Potential mechanisms for contractile fatigue involves the influence of intramuscular metabolite accumulation such as inorganic phosphate (Pi) and H⁺ , which can provide inhibitory influences on force development and Ca^{2 +} sensitivity 41 . The higher [La] we observed in hypoxia compared to the other conditions (Table 2) may be associated with greater perturbations of muscle homeostasis. Muscle acidosis associated with hypoxia is usually proposed to be a possible mechanism for the reduction in muscle force production during hypoxia 42 . However, recent in vitro studies have questioned the deleterious role of H⁺ in metabolic fatigue 43 , and faster accumulation of Pi in hypoxia may be an alternative mechanisms able to accelerate contractile fatigue 44 45 .

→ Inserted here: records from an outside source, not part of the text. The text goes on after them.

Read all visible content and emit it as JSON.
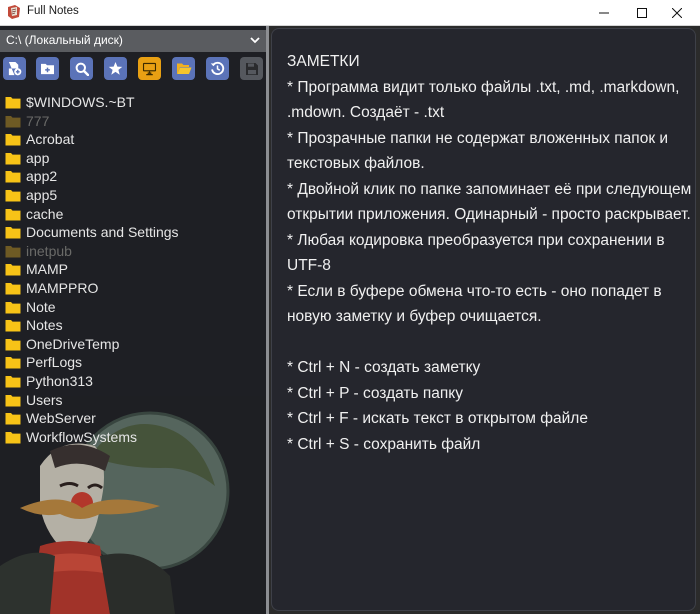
{
  "window": {
    "title": "Full Notes",
    "controls": [
      "minimize-icon",
      "maximize-icon",
      "close-icon"
    ]
  },
  "sidebar": {
    "drive": "C:\\ (Локальный диск)",
    "toolbar": [
      {
        "icon": "new-note-icon"
      },
      {
        "icon": "new-folder-icon"
      },
      {
        "icon": "search-icon"
      },
      {
        "icon": "star-icon"
      },
      {
        "icon": "monitor-icon"
      },
      {
        "icon": "open-folder-icon"
      },
      {
        "icon": "history-icon"
      },
      {
        "icon": "save-icon"
      }
    ],
    "folders": [
      {
        "label": "$WINDOWS.~BT",
        "dim": false
      },
      {
        "label": "777",
        "dim": true
      },
      {
        "label": "Acrobat",
        "dim": false
      },
      {
        "label": "app",
        "dim": false
      },
      {
        "label": "app2",
        "dim": false
      },
      {
        "label": "app5",
        "dim": false
      },
      {
        "label": "cache",
        "dim": false
      },
      {
        "label": "Documents and Settings",
        "dim": false
      },
      {
        "label": "inetpub",
        "dim": true
      },
      {
        "label": "MAMP",
        "dim": false
      },
      {
        "label": "MAMPPRO",
        "dim": false
      },
      {
        "label": "Note",
        "dim": false
      },
      {
        "label": "Notes",
        "dim": false
      },
      {
        "label": "OneDriveTemp",
        "dim": false
      },
      {
        "label": "PerfLogs",
        "dim": false
      },
      {
        "label": "Python313",
        "dim": false
      },
      {
        "label": "Users",
        "dim": false
      },
      {
        "label": "WebServer",
        "dim": false
      },
      {
        "label": "WorkflowSystems",
        "dim": false
      }
    ]
  },
  "editor": {
    "text": "ЗАМЕТКИ\n* Программа видит только файлы .txt, .md, .markdown, .mdown. Создаёт - .txt\n* Прозрачные папки не содержат вложенных папок и текстовых файлов.\n* Двойной клик по папке запоминает её при следующем открытии приложения. Одинарный - просто раскрывает.\n* Любая кодировка преобразуется при сохранении в UTF-8\n* Если в буфере обмена что-то есть - оно попадет в новую заметку и буфер очищается.\n\n* Ctrl + N - создать заметку\n* Ctrl + P - создать папку\n* Ctrl + F - искать текст в открытом файле\n* Ctrl + S - сохранить файл"
  },
  "colors": {
    "folder": "#f7c317",
    "folder_dim": "#6e5a24",
    "button": "#5b73b8",
    "button_orange": "#e8a013",
    "button_disabled": "#55585e",
    "sidebar_bg": "#1e1f24",
    "editor_bg": "#25262d"
  }
}
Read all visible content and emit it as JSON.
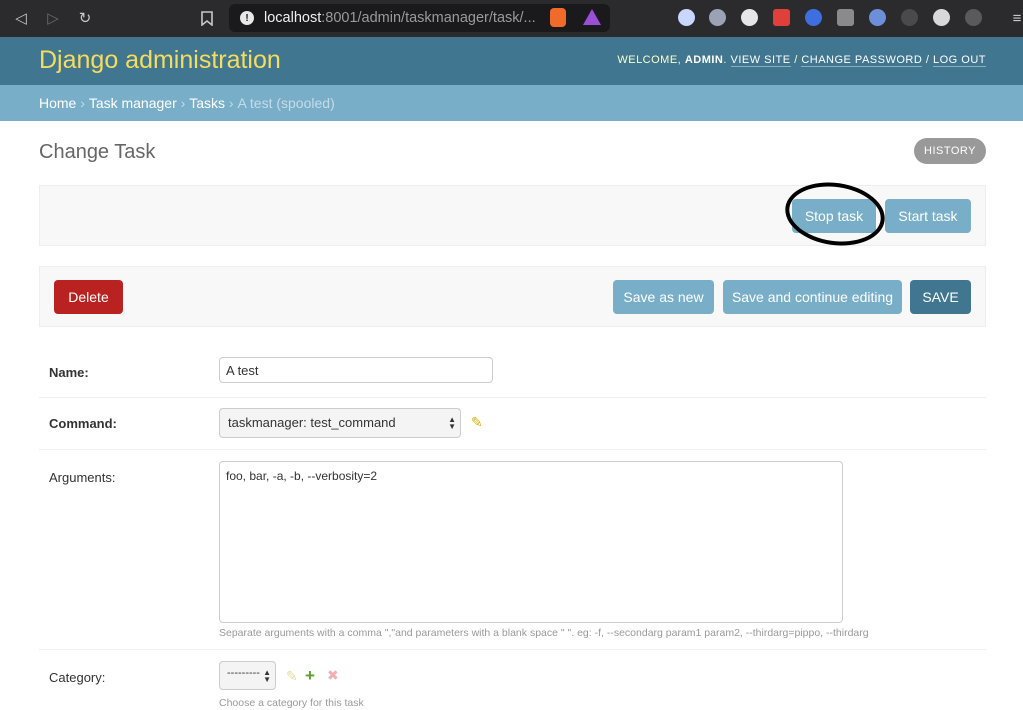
{
  "browser": {
    "url_host": "localhost",
    "url_rest": ":8001/admin/taskmanager/task/..."
  },
  "header": {
    "site_name": "Django administration",
    "welcome": "Welcome,",
    "user": "admin",
    "view_site": "View site",
    "change_password": "Change password",
    "log_out": "Log out",
    "sep": "/"
  },
  "breadcrumbs": {
    "home": "Home",
    "app": "Task manager",
    "model": "Tasks",
    "current": "A test (spooled)",
    "sep": "›"
  },
  "page": {
    "title": "Change Task",
    "history": "History"
  },
  "object_tools": {
    "stop": "Stop task",
    "start": "Start task"
  },
  "submit_row": {
    "delete": "Delete",
    "save_as_new": "Save as new",
    "save_continue": "Save and continue editing",
    "save": "SAVE"
  },
  "form": {
    "name": {
      "label": "Name:",
      "value": "A test"
    },
    "command": {
      "label": "Command:",
      "value": "taskmanager: test_command"
    },
    "arguments": {
      "label": "Arguments:",
      "value": "foo, bar, -a, -b, --verbosity=2",
      "help": "Separate arguments with a comma \",\"and parameters with a blank space \" \". eg: -f, --secondarg param1 param2, --thirdarg=pippo, --thirdarg"
    },
    "category": {
      "label": "Category:",
      "value": "---------",
      "help": "Choose a category for this task"
    }
  },
  "colors": {
    "header_bg": "#417690",
    "breadcrumbs_bg": "#79aec8",
    "site_name": "#f5dd5d",
    "delete_bg": "#ba2121"
  }
}
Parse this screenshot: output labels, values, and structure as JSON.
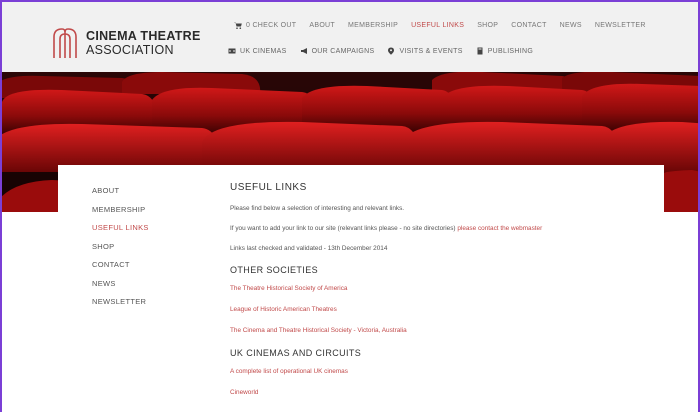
{
  "brand": {
    "line1": "CINEMA THEATRE",
    "line2": "ASSOCIATION"
  },
  "top_nav": {
    "checkout": "0  CHECK OUT",
    "items": [
      "ABOUT",
      "MEMBERSHIP",
      "USEFUL LINKS",
      "SHOP",
      "CONTACT",
      "NEWS",
      "NEWSLETTER"
    ],
    "active": "USEFUL LINKS"
  },
  "sub_nav": {
    "items": [
      {
        "label": "UK CINEMAS",
        "icon": "film-icon"
      },
      {
        "label": "OUR CAMPAIGNS",
        "icon": "megaphone-icon"
      },
      {
        "label": "VISITS & EVENTS",
        "icon": "location-icon"
      },
      {
        "label": "PUBLISHING",
        "icon": "book-icon"
      }
    ]
  },
  "sidebar": {
    "items": [
      "ABOUT",
      "MEMBERSHIP",
      "USEFUL LINKS",
      "SHOP",
      "CONTACT",
      "NEWS",
      "NEWSLETTER"
    ],
    "active": "USEFUL LINKS"
  },
  "content": {
    "title": "USEFUL LINKS",
    "intro": "Please find below a selection of interesting and relevant links.",
    "add_link_text": "If you want to add your link to our site (relevant links please - no site directories) ",
    "add_link_link": "please contact the webmaster",
    "checked": "Links last checked and validated - 13th December 2014",
    "sections": [
      {
        "heading": "OTHER SOCIETIES",
        "links": [
          "The Theatre Historical Society of America",
          "League of Historic American Theatres",
          "The Cinema and Theatre Historical Society - Victoria, Australia"
        ]
      },
      {
        "heading": "UK CINEMAS AND CIRCUITS",
        "links": [
          "A complete list of operational UK cinemas",
          "Cineworld"
        ]
      }
    ]
  },
  "colors": {
    "accent": "#c14a4a",
    "header_bg": "#f1f1f1",
    "frame": "#7b3fd6"
  }
}
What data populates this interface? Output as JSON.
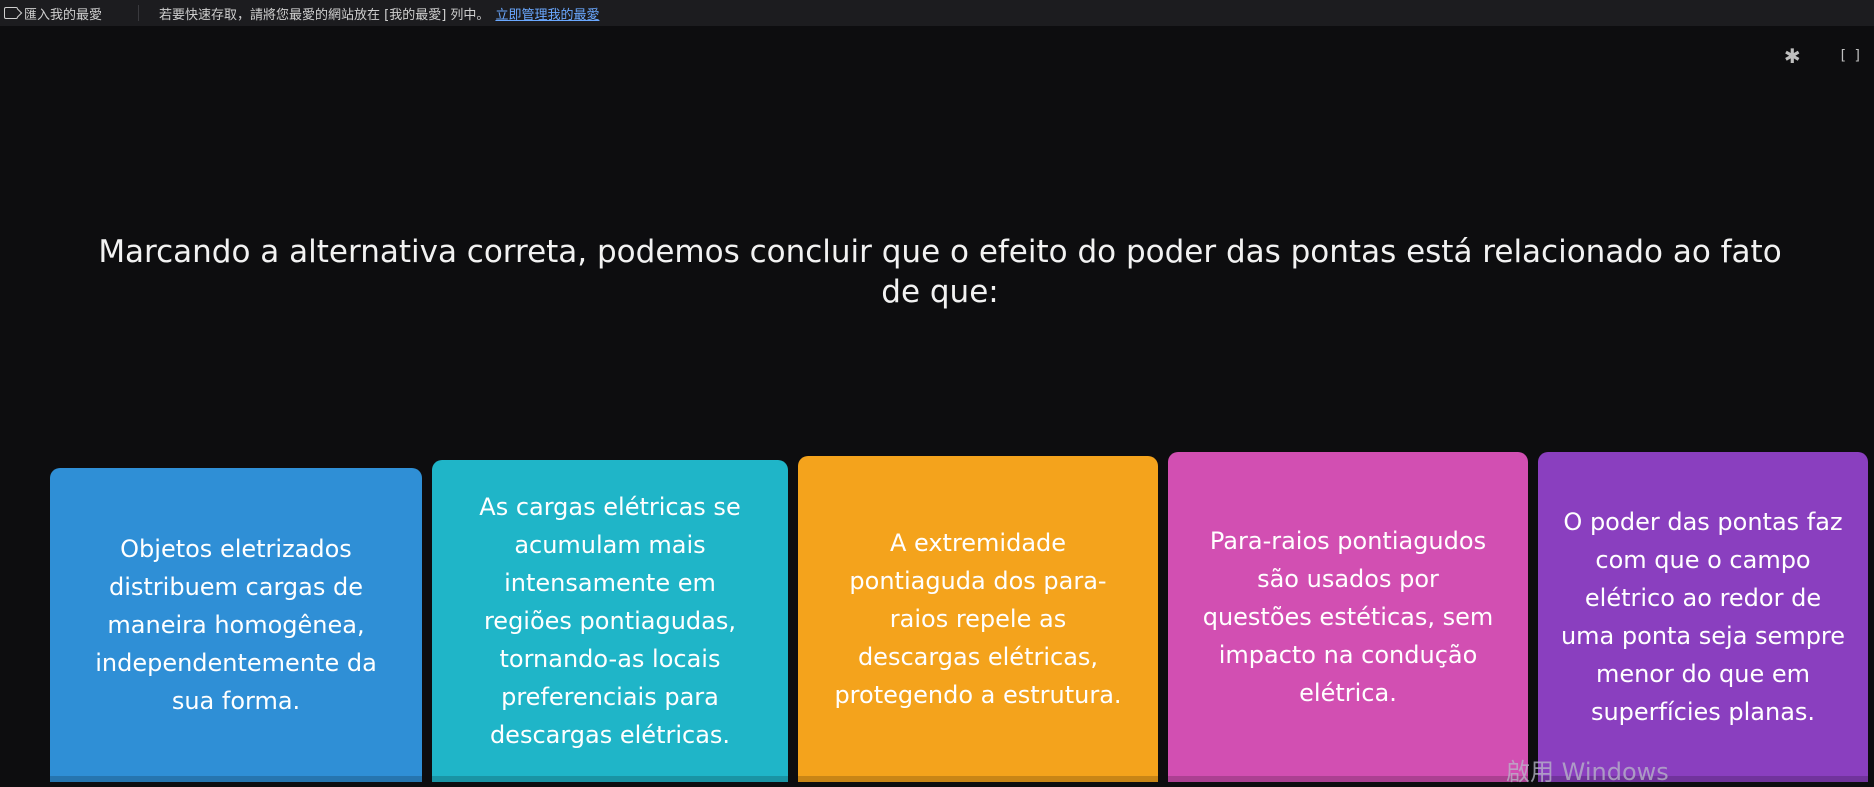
{
  "bookmarks_bar": {
    "import_label": "匯入我的最愛",
    "hint_text": "若要快速存取，請將您最愛的網站放在 [我的最愛] 列中。",
    "manage_link": "立即管理我的最愛"
  },
  "controls": {
    "settings_icon": "gear-icon",
    "fullscreen_icon": "fullscreen-icon",
    "settings_glyph": "✱",
    "fullscreen_glyph": "[ ]"
  },
  "question": {
    "line1": "Marcando a alternativa correta, podemos concluir que o efeito do poder das pontas está relacionado ao fato",
    "line2": "de que:"
  },
  "answers": [
    {
      "color": "#2f8fd6",
      "lines": [
        "Objetos eletrizados",
        "distribuem cargas de",
        "maneira homogênea,",
        "independentemente da",
        "sua forma."
      ]
    },
    {
      "color": "#1fb5c8",
      "lines": [
        "As cargas elétricas se",
        "acumulam mais",
        "intensamente em",
        "regiões pontiagudas,",
        "tornando-as locais",
        "preferenciais para",
        "descargas elétricas."
      ]
    },
    {
      "color": "#f4a31c",
      "lines": [
        "A extremidade",
        "pontiaguda dos para-",
        "raios repele as",
        "descargas elétricas,",
        "protegendo a estrutura."
      ]
    },
    {
      "color": "#d24fb2",
      "lines": [
        "Para-raios pontiagudos",
        "são usados por",
        "questões estéticas, sem",
        "impacto na condução",
        "elétrica."
      ]
    },
    {
      "color": "#8a3fbf",
      "lines": [
        "O poder das pontas faz",
        "com que o campo",
        "elétrico ao redor de",
        "uma ponta seja sempre",
        "menor do que em",
        "superfícies planas."
      ]
    }
  ],
  "watermark": "啟用 Windows"
}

These present findings are of relevance to better understand performance limitation under hypoxic conditions. Indeed, during whole body exercise in hypoxia, increased fatigability due to reduced O₂ transport in addition to the increased work of breathing make the respiratory muscles particularly exposed to fatigue. Since respiratory muscle fatigue is now recognized as a significant contributor to whole body exercise performance 46 , respiratory muscle fatigue may be therefore a major contributor to performance limitations in hypoxia. The potential systemic impact of increased respiratory muscle fatigue is illustrated in the present study by the higher HR response in hypoxia compared to normoxic and hyperoxic conditions (Table 2). Such a result may be the consequence of a greater cardiovascular response associated with a sympathetically mediated metaboreflex originating from the fatigued respiratory muscles 14 . A greater accumulation of lactic acid (as suggested by greater [La] in hypoxic condition) and other metabolic by-products within the respiratory muscles working in hypoxia may indeed stimulate type IV phrenic afferents 47 , enhance sympathetic activity and eventually increase the cardiovascular response 48 . These results as well as there potential deleterious effects on exercise performance may apply to exercise at high altitude but also to exercise in hypoxemic patients, frequently combining reduced arterial O₂ content and increased work of breathing due to elevated ventilatory demand and increased airway resistance as patients with chronic obstructive pulmonary disease.

In conclusion, the present study provides evidences for hypoxia-induced exacerbation of diaphragm and abdominal muscle contractile fatigue by using cervical and thoracic magnetic stimulation before and after a standardized bout of isolated voluntary hyperpnoea. Hyperoxia on the other hand did not reduce respiratory muscle fatigue following hyperpnoea. These results emphasize the potential role of respiratory muscle fatigue in exercise performance limitation under conditions coupling increased work of breathing and reduced O₂ transport as during exercise in altitude or in hypoxemic patients.